In hetgeen door appellante in hoger beroep naar voren is gebracht zijn geen aanknopingspunten gelegen te twijfelen aan de conclusies van de verzekeringsarts bezwaar en beroep over haar belastbaarheid. De enkele omstandigheid dat de verzekeringsarts bezwaar en beroep een andere verwachting heeft geuit dan de primaire verzekeringsarts over de verbetering van de belastbaarheid van appellante, betekent niet dat alleen om die reden de besluitvorming onzorgvuldig tot stand is gekomen. Het bestreden besluit rust op het onderzoek van verzekeringsarts bezwaar en beroep die gelijke beperkingen bij appellante aanwezig acht als de primaire verzekeringsarts heeft waargenomen. Alleen over de duurzaamheid van die beperkingen verschillen deze artsen van oordeel. Daargelaten de relevantie daarvan voor de beoordeling van de gezondheidstoestand van appellante op de datum hier in geding, kan in dat verschil geen aanwijzing gezien worden om het onderzoek van de verzekeringsarts bezwaar en beroep voor onzorgvuldig te houden.
4.3.
Uitgaande van de juistheid van de voor appellante vastgestelde belastbaarheid, heeft de arbeidsdeskundige bezwaar en beroep in zijn rapport van 14 januari 2014 inzichtelijk en overtuigend gemotiveerd dat appellante in medisch opzicht in staat is de geduide voorbeeldfuncties te vervullen.
4.4.
Uit 4.1 tot en met 4.3 volgt dat het hoger beroep niet slaagt en dat de aangevallen uitspraak moet worden bevestigd.

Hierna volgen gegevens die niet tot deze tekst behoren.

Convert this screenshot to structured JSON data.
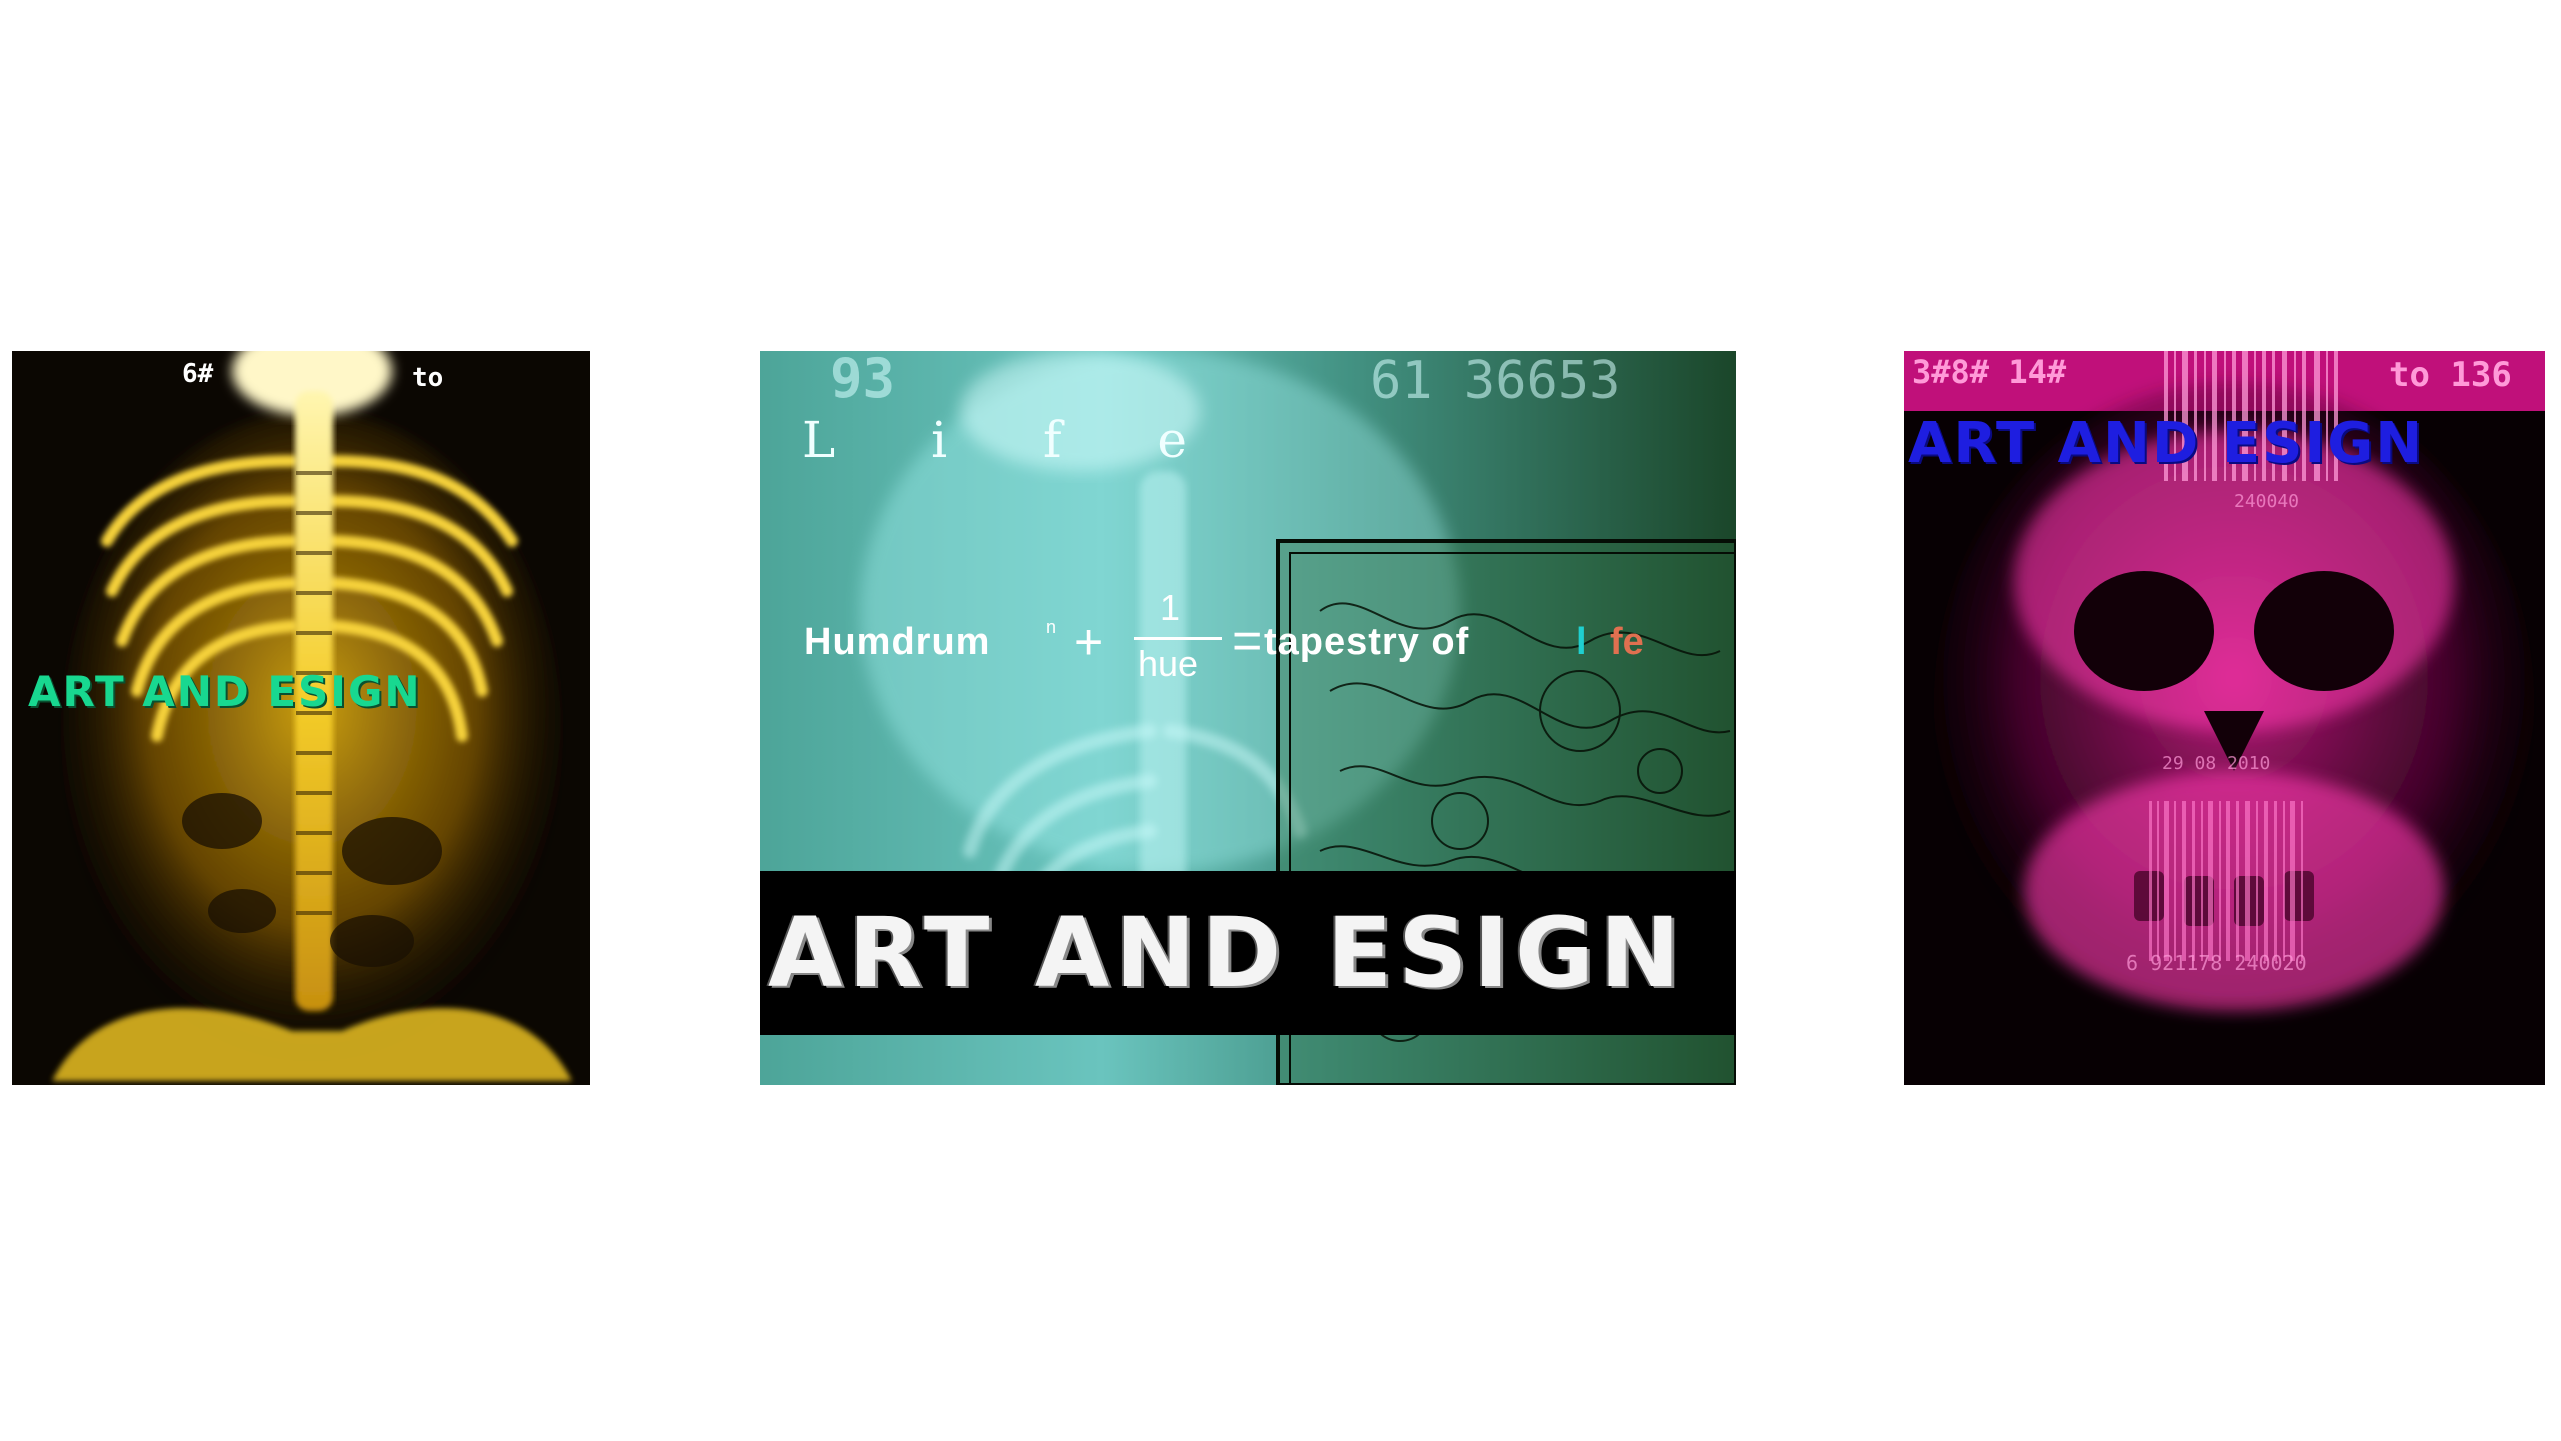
{
  "panels": [
    {
      "id": "yellow",
      "numbers": {
        "left": "6#",
        "right": "to"
      },
      "title": "ART AND ESIGN"
    },
    {
      "id": "cyan",
      "numbers": {
        "left": "93",
        "right": "61 36653"
      },
      "life": "L i f e",
      "formula": {
        "humdrum": "Humdrum",
        "exponent": "n",
        "plus": "+",
        "numerator": "1",
        "denominator": "hue",
        "equals": "=",
        "result": "tapestry  of",
        "l": "l",
        "fe": "fe"
      },
      "title": "ART AND ESIGN"
    },
    {
      "id": "magenta",
      "numbers": {
        "left": "3#8# 14#",
        "right": "to 136"
      },
      "title": "ART AND ESIGN",
      "barcode_top": "240040",
      "barcode_mid": "29 08 2010",
      "barcode_bottom": "6 921178 240020"
    }
  ],
  "colors": {
    "yellow": "#f2c21a",
    "cyan": "#7ff0f0",
    "green_dark": "#1d4a2e",
    "magenta": "#ff2ea8",
    "blue": "#1e1ee0",
    "teal_text": "#18d890",
    "l_color": "#1fd0d0",
    "fe_color": "#e07050"
  }
}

5. Voor een veroordeling in de proceskosten bestaat geen aanleiding.

BESLISSING

De Centrale Raad van Beroep bevestigt de aangevallen uitspraak.
Deze uitspraak is gedaan door C.P.J. Goorden, in tegenwoordigheid van N. van Rooijen als griffier. De beslissing is uitgesproken in het openbaar op 16 november 2015.